11. Keep an eye out for "nudges" in the new Gmail. The service will occasionally place reminders next to messages in your inbox when it thinks something's been sitting around too long and might require a reply. (No word yet if those "nudges" will ever be accompanied by "wink, winks.")
12. Give your fingers a break with Google's Smart Reply feature, which officially makes its way from the mobile app to the desktop with the new Gmail. Just look for Google's suggested responses — presented in white tiles with blue text — at the bottom of any email you're reading. If any of those suggestions seems like a response you want to send, click it; Gmail will then start a new reply and place that text inside the message for you. You can edit the text or add to it, if you wish, and send your message on its way in no time.
JR Raphael / IDG
Gmail's Smart Reply feature can take the words right out of your mouth (maybe, sometimes).
And in case you're wondering, by the way: There's no way to turn off Smart Reply altogether on the desktop as of now. You can, however, disable it in the Gmail mobile app by looking in the account-specific section of the app's settings.

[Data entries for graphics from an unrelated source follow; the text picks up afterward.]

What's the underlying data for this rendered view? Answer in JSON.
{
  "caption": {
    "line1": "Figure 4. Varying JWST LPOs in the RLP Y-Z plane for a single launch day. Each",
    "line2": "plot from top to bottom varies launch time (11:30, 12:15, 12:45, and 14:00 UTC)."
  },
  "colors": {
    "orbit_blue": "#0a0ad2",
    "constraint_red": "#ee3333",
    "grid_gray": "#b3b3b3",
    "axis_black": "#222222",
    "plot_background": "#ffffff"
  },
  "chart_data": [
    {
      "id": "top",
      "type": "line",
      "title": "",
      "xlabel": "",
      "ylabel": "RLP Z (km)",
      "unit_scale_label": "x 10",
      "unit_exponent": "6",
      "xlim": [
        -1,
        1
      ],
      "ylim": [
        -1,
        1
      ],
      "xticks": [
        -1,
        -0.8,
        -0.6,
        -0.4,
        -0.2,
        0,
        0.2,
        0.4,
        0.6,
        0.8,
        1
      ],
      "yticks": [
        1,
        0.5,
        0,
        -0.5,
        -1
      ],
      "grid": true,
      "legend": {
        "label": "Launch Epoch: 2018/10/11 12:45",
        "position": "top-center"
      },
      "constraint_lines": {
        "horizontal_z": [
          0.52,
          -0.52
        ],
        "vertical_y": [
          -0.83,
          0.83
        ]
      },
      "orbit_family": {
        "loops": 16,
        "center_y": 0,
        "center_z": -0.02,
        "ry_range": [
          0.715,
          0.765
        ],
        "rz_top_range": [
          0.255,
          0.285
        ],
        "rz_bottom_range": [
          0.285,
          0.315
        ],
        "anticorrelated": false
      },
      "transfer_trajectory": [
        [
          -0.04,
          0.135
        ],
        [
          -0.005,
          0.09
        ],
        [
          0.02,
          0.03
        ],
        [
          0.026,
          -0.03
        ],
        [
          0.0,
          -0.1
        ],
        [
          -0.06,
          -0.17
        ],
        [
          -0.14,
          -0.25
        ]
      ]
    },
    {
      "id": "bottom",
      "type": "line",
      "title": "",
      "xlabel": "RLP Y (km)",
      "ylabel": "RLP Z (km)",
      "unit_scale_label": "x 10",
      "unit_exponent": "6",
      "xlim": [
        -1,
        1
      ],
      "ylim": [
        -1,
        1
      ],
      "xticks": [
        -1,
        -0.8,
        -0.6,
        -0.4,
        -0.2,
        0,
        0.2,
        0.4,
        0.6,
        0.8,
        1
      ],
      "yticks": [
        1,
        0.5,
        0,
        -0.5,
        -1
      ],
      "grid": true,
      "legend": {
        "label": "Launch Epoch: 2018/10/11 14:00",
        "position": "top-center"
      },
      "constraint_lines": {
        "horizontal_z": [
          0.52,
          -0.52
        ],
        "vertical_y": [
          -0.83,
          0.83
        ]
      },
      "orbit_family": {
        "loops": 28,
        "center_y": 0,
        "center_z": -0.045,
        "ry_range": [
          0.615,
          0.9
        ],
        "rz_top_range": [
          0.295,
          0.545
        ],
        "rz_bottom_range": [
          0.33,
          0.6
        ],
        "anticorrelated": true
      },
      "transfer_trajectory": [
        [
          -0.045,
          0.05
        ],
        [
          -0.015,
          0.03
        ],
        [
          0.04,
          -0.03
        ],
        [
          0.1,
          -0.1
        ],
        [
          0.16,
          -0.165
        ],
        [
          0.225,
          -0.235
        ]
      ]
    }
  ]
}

13. You can add someone to the recipient box while you are composing an email. Simply type + or @ and their name and Gmail automatically adds them.
Customization and control
14. Just like in the old Gmail, remember that you can change how your inbox looks and works. Hover over "Inbox" in the left-of-screen panel and click the down-facing arrow that appears next to it to peruse the available options (important messages first, unread messages first, etc.) — and if you're using the default tab-based setup (categories), look for the "Manage your inbox settings" link in that same area to pick and choose which tabs you want included in your inbox's organizational structure.